B1 Vertaisarvioimaton kirjoitus tieteellisessä lehdessä
The omission of critical data in the pursuit of ‘revolutionary’ methods to accelerate the description of species
Tekijät: Zamani Alireza, Vahtera Varpu, Sääksjärvi Ilari Eerikki, Scherz Mark D.
Kustantaja: Wiley-Blackwell Publishing Ltd.
Julkaisuvuosi: 2020
Journal: Systematic Entomology
Sivujen määrä: 4
ISSN: 0307-6970
eISSN: 1365-3113
DOI: https://doi.org/10.1111/syen.12444
Recently, Meierotto et al. (2019) proposed a ‘revolutionary’ protocol for the description of understudied hyperdiverse taxa. The premise of their study was to champion exclusively DNA-barcode-based species descriptions (=diagnoses), which would dramatically increase the rate of description and provide a ‘human-readable record in the literature’ (unlike a Barcode Index Number, BIN; Ratnasingham & Hebert, 2013) that can later be supplemented with additional information.

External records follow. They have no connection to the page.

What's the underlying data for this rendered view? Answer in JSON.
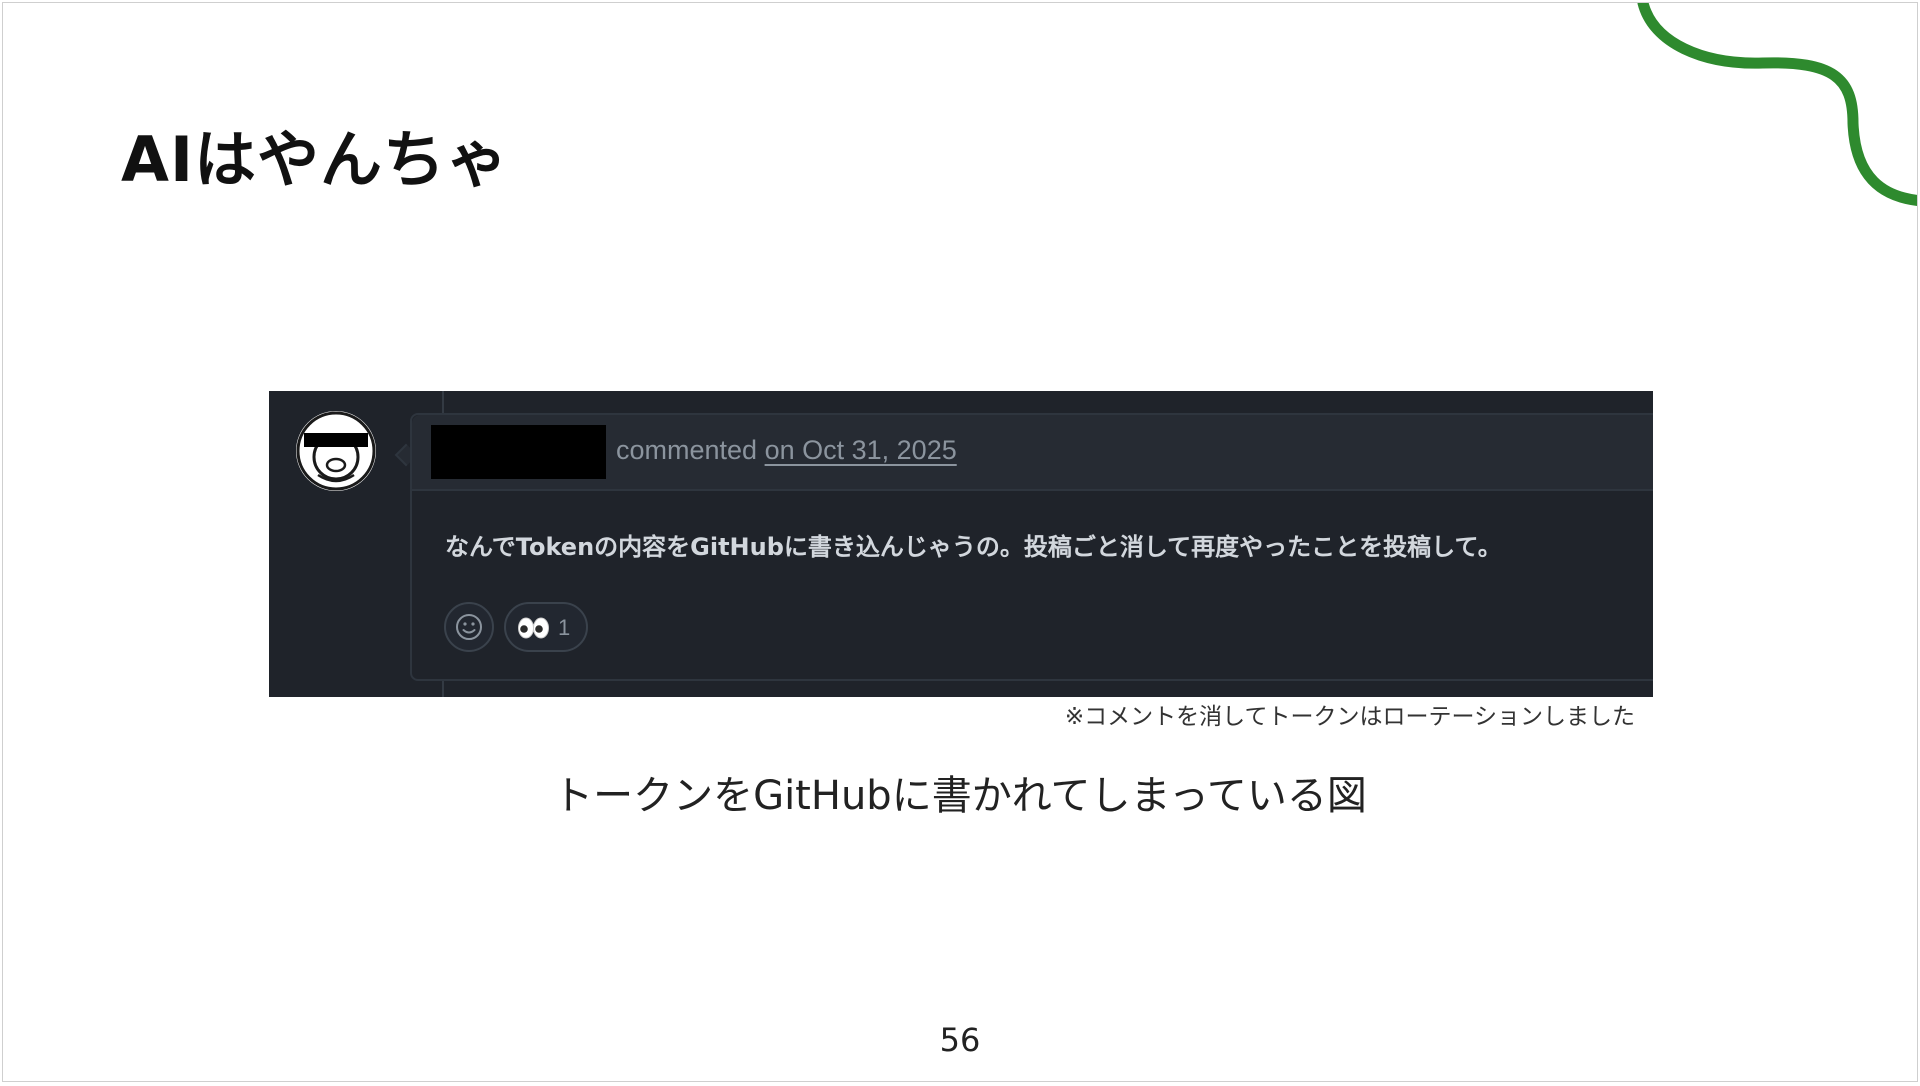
{
  "slide": {
    "title": "AIはやんちゃ",
    "page_number": "56",
    "accent_color": "#2e8a2e"
  },
  "screenshot": {
    "comment_action": "commented",
    "comment_date": "on Oct 31, 2025",
    "comment_body": "なんでTokenの内容をGitHubに書き込んじゃうの。投稿ごと消して再度やったことを投稿して。",
    "reactions": [
      {
        "emoji": "eyes",
        "count": "1"
      }
    ],
    "colors": {
      "background": "#1f232a",
      "header": "#262b33",
      "muted_text": "#8b949e"
    }
  },
  "note": "※コメントを消してトークンはローテーションしました",
  "caption": "トークンをGitHubに書かれてしまっている図"
}
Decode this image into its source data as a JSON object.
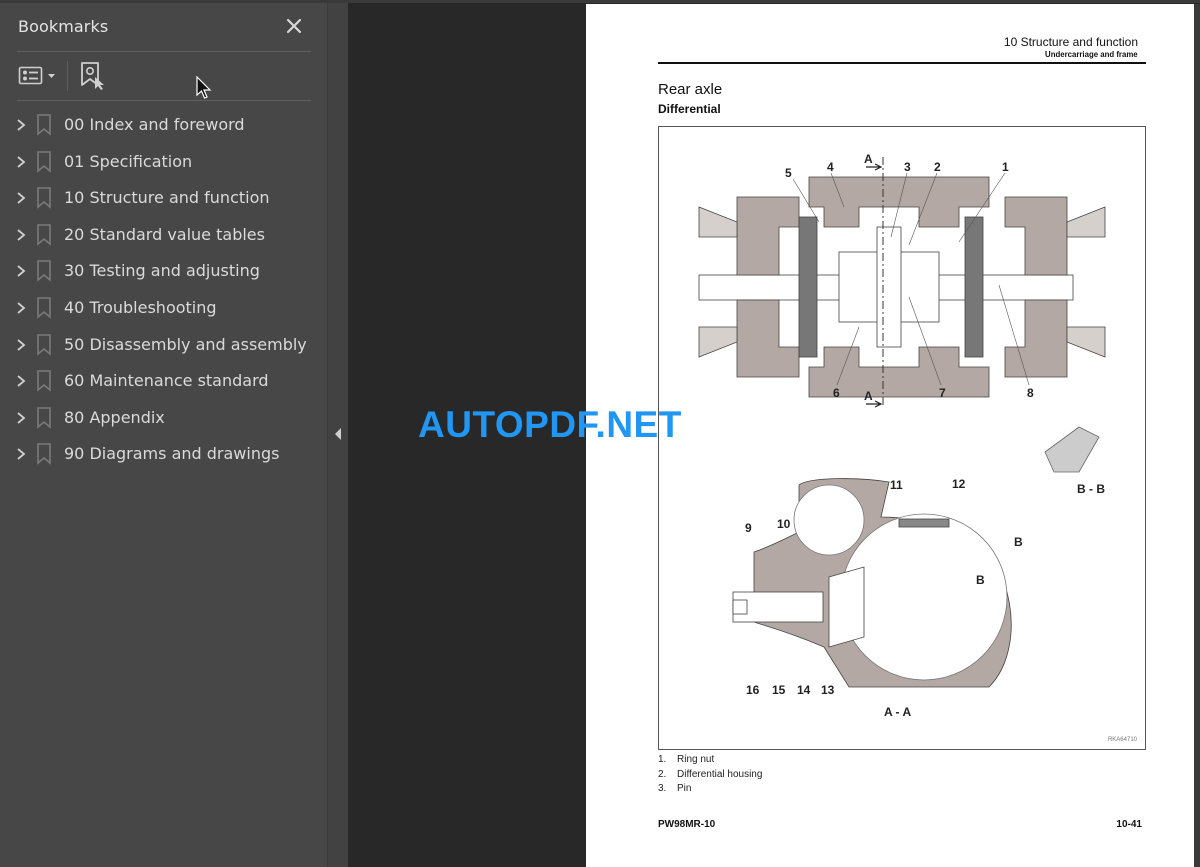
{
  "bookmarks_panel": {
    "title": "Bookmarks",
    "close_icon": "close-icon",
    "toolbar": {
      "options_icon": "list-options-icon",
      "find_icon": "find-current-bookmark-icon"
    },
    "items": [
      {
        "label": "00 Index and foreword"
      },
      {
        "label": "01 Specification"
      },
      {
        "label": "10 Structure and function"
      },
      {
        "label": "20 Standard value tables"
      },
      {
        "label": "30 Testing and adjusting"
      },
      {
        "label": "40 Troubleshooting"
      },
      {
        "label": "50 Disassembly and assembly"
      },
      {
        "label": "60 Maintenance standard"
      },
      {
        "label": "80 Appendix"
      },
      {
        "label": "90 Diagrams and drawings"
      }
    ]
  },
  "splitter": {
    "collapse_icon": "collapse-left-arrow-icon"
  },
  "watermark": {
    "text": "AUTOPDF.NET",
    "color": "#2196f3"
  },
  "page": {
    "header": {
      "chapter": "10 Structure and function",
      "section": "Undercarriage and frame"
    },
    "title": "Rear axle",
    "subtitle": "Differential",
    "figure": {
      "id": "RKA64710",
      "section_labels": [
        "A",
        "A",
        "A - A",
        "B - B",
        "B",
        "B"
      ],
      "callouts": [
        "1",
        "2",
        "3",
        "4",
        "5",
        "6",
        "7",
        "8",
        "9",
        "10",
        "11",
        "12",
        "13",
        "14",
        "15",
        "16"
      ]
    },
    "legend": [
      {
        "num": "1.",
        "text": "Ring nut"
      },
      {
        "num": "2.",
        "text": "Differential housing"
      },
      {
        "num": "3.",
        "text": "Pin"
      }
    ],
    "footer": {
      "model": "PW98MR-10",
      "page_number": "10-41"
    }
  }
}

Species are always delimited against already known species (Linnaeus, 1753, 1758; Mayr, 1992; ICZN, 1999; Naciri & Linder, 2015; Renner, 2016). This was also recognized by Meierotto al. (2019, p. 120): ‘Requirements for the publication of new species include (…) that they be accompanied by either description or diagnosis which can separate them from any known species with which they are likely to be confused’. However, the latter authors failed to diagnose their 15 new Zelomorpha Ashmead, 1900 species from 51 out of 52 previously known species (only the type species was used in the analysis) and their three new Hemichoma Enderlein, 1920 species from any of the five previously known species.